Les actions du Conseil départemental du Haut-Rhin

Le bon et le beau vont de pair !

Depuis la crête, le lac des Perches

Depuis la crête, le lac des Perches

À travers la gestion de son patrimoine forestier, le Département fait la preuve qu’il n’y a aucune contradiction entre rentabilité économique et préservation de la biodiversité. Oui, une forêt peut être tout à la fois belle sur le plan esthétique, très riche sur le plan écologique, parfaitement rentable du point de vue économique, tout en ayant une plus grande capacité de stockage de carbone.
Depuis 2005, le Département du Haut-Rhin est propriétaire de 663 ha de forêts répartis dans la vallée de Munster et dans la vallée de la Doller. Du fait de leur étagement entre 420 mètres pour la forêt de Lauw et 1 252 m pour celle de la Haute Bers, ces ensembles forestiers offrent des milieux d’une extrême diversité abritant des biotopes originaux, parfois rares, des vestiges archéologiques également comme les châteaux du Hohlandsbourg et du Schrankenfels.

Des forêts multi certifiées
En 2009, la totalité des forêts départementales a obtenu la double certification PEFC et FSC ; FSC est le label le plus strict et le plus recherché à travers le monde, cautionné par les plus grandes ONG environnementales tels que le WWF et Greenpeace et décerné par une organisation internationale, indépendante, le Forest Stewardship Council.
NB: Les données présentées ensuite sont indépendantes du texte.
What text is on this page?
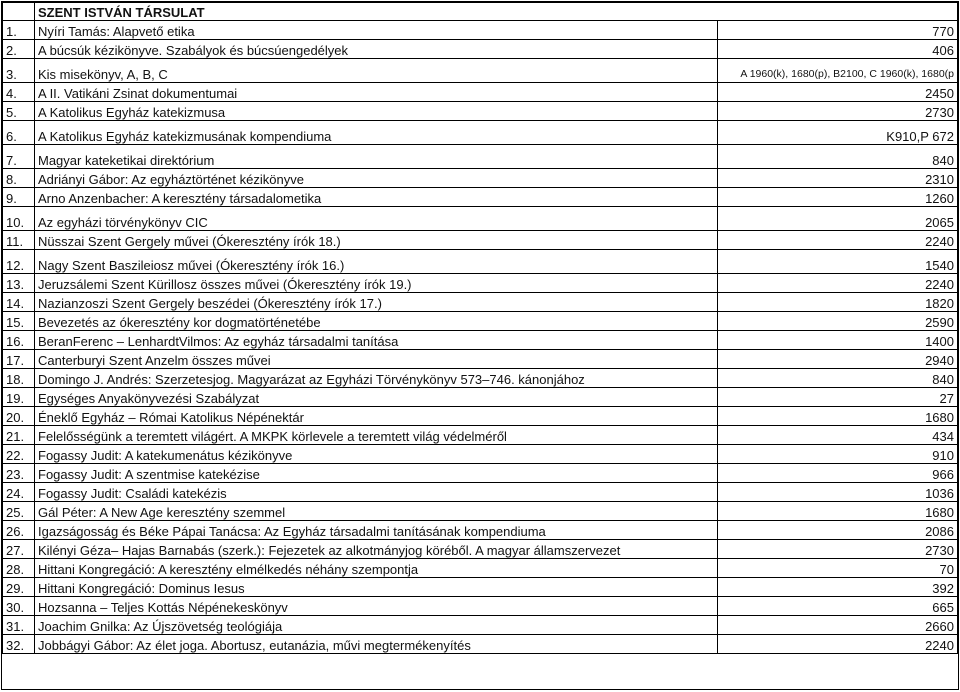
	SZENT ISTVÁN TÁRSULAT	
1.	Nyíri Tamás: Alapvető etika	770
2.	A búcsúk kézikönyve. Szabályok és búcsúengedélyek	406
3.	Kis misekönyv, A, B, C	A 1960(k), 1680(p), B2100, C 1960(k), 1680(p
4.	A II. Vatikáni Zsinat dokumentumai	2450
5.	A Katolikus Egyház katekizmusa	2730
6.	A Katolikus Egyház katekizmusának kompendiuma	K910,P 672
7.	Magyar kateketikai direktórium	840
8.	Adriányi Gábor: Az egyháztörténet kézikönyve	2310
9.	Arno Anzenbacher: A keresztény társadalometika	1260
10.	Az egyházi törvénykönyv CIC	2065
11.	Nüsszai Szent Gergely művei (Ókeresztény írók 18.)	2240
12.	Nagy Szent Baszileiosz művei (Ókeresztény írók 16.)	1540
13.	Jeruzsálemi Szent Kürillosz összes művei (Ókeresztény írók 19.)	2240
14.	Nazianzoszi Szent Gergely beszédei (Ókeresztény írók 17.)	1820
15.	Bevezetés az ókeresztény kor dogmatörténetébe	2590
16.	BeranFerenc – LenhardtVilmos: Az egyház társadalmi tanítása	1400
17.	Canterburyi Szent Anzelm összes művei	2940
18.	Domingo J. Andrés: Szerzetesjog. Magyarázat az Egyházi Törvénykönyv 573–746. kánonjához	840
19.	Egységes Anyakönyvezési Szabályzat	27
20.	Éneklő Egyház – Római Katolikus Népénektár	1680
21.	Felelősségünk a teremtett világért. A MKPK körlevele a teremtett világ védelméről	434
22.	Fogassy Judit: A katekumenátus kézikönyve	910
23.	Fogassy Judit: A szentmise katekézise	966
24.	Fogassy Judit: Családi katekézis	1036
25.	Gál Péter: A New Age keresztény szemmel	1680
26.	Igazságosság és Béke Pápai Tanácsa: Az Egyház társadalmi tanításának kompendiuma	2086
27.	Kilényi Géza– Hajas Barnabás (szerk.): Fejezetek az alkotmányjog köréből. A magyar államszervezet	2730
28.	Hittani Kongregáció: A keresztény elmélkedés néhány szempontja	70
29.	Hittani Kongregáció: Dominus Iesus	392
30.	Hozsanna – Teljes Kottás Népénekeskönyv	665
31.	Joachim Gnilka: Az Újszövetség teológiája	2660
32.	Jobbágyi Gábor: Az élet joga. Abortusz, eutanázia, művi megtermékenyítés	2240
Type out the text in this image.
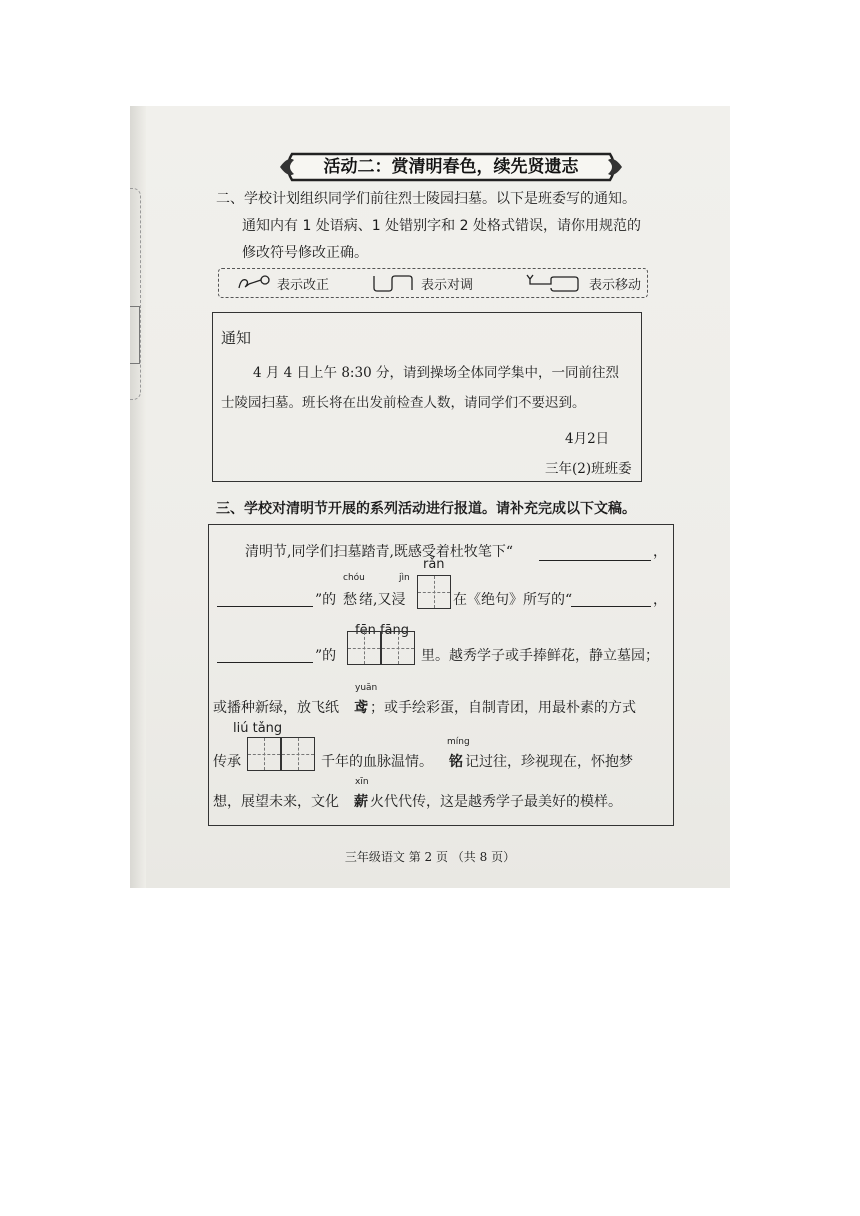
活动二：赏清明春色，续先贤遗志
二、学校计划组织同学们前往烈士陵园扫墓。以下是班委写的通知。
通知内有 1 处语病、1 处错别字和 2 处格式错误，请你用规范的
修改符号修改正确。
表示改正	表示对调	表示移动
通知
4 月 4 日上午 8:30 分，请到操场全体同学集中，一同前往烈
士陵园扫墓。班长将在出发前检查人数，请同学们不要迟到。
4月2日
三年(2)班班委
三、学校对清明节开展的系列活动进行报道。请补充完成以下文稿。
清明节,同学们扫墓踏青,既感受着杜牧笔下“	，
”的
chóu
愁
jìn
绪,又浸
rǎn
在《绝句》所写的“	，
fēn fāng
”的	里。越秀学子或手捧鲜花，静立墓园；
或播种新绿，放飞纸
yuān
鸢 ；或手绘彩蛋，自制青团，用最朴素的方式
liú tǎng
传承	千年的血脉温情。
míng
铭 记过往，珍视现在，怀抱梦
xīn
想，展望未来，文化 薪 火代代传，这是越秀学子最美好的模样。
三年级语文 第 2 页 （共 8 页）
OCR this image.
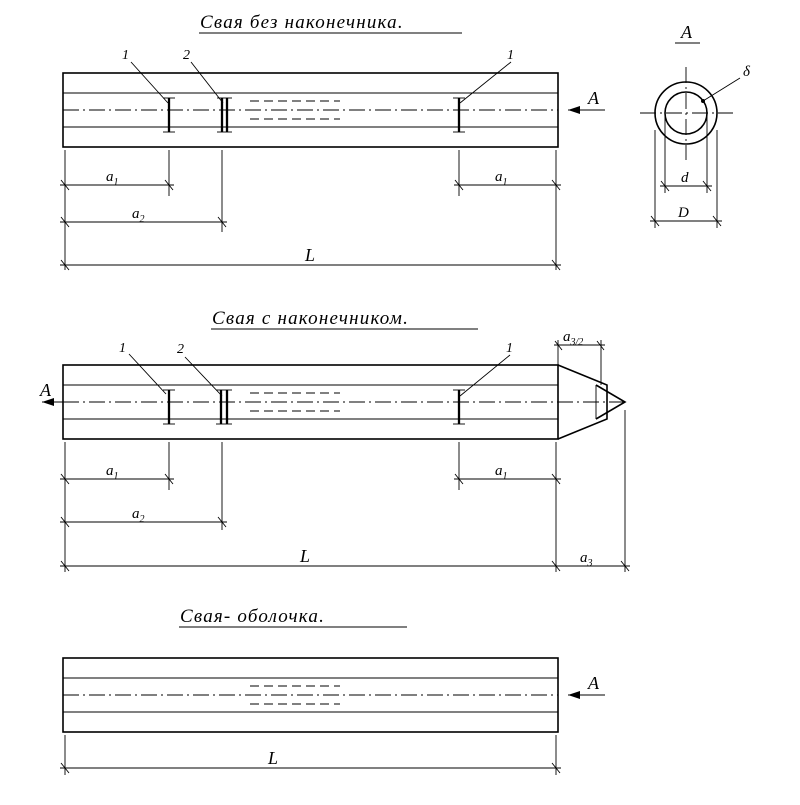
Свая без наконечника.	А
δ
d
D
1	2	1
А
$a_1$
$a_2$
$a_1$
L
Свая с наконечником.
1	2	1
А
$a_{3/2}$
$a_1$
$a_2$
$a_1$
L	$a_3$
Свая- оболочка.
А
L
Ses forêts, le conseil départemental les gère en bon père de famille, y pratique une sylviculture écologiquement responsable qui arrive à concilier parfaitement rentabilité économique et préservation de l’environnement.

Priorité à la biodiversité
Pour les secteurs les plus difficiles d’accès, les plus riches également sur le plan floristique et faunistique, pas question par contre d’ouvrir des pistes d’exploitation. Priorité absolue à la biodiversité ici, ce qui ne signifie nullement absence d’intervention. Car préserver la biodiversité implique parfois de limiter le développement d’espèces ayant tendance à prendre le dessus.

 

Très à cheval sur l’environnement
C’est avec une jument comtoise que le prestataire chargé par le conseil départemental de l’entretien de ces forêts travaille. Faire appel à un cheval pour débarder les arbres abattus, des hêtres, des douglas, des épicéas principalement, afin de favoriser le développement du sorbier des oiseleurs, de l’alisier, du sapin pectiné et d’autres essences favorables à de nombreuses espèces animales- est la méthode la plus douce et la plus respectueuse du milieu forestier.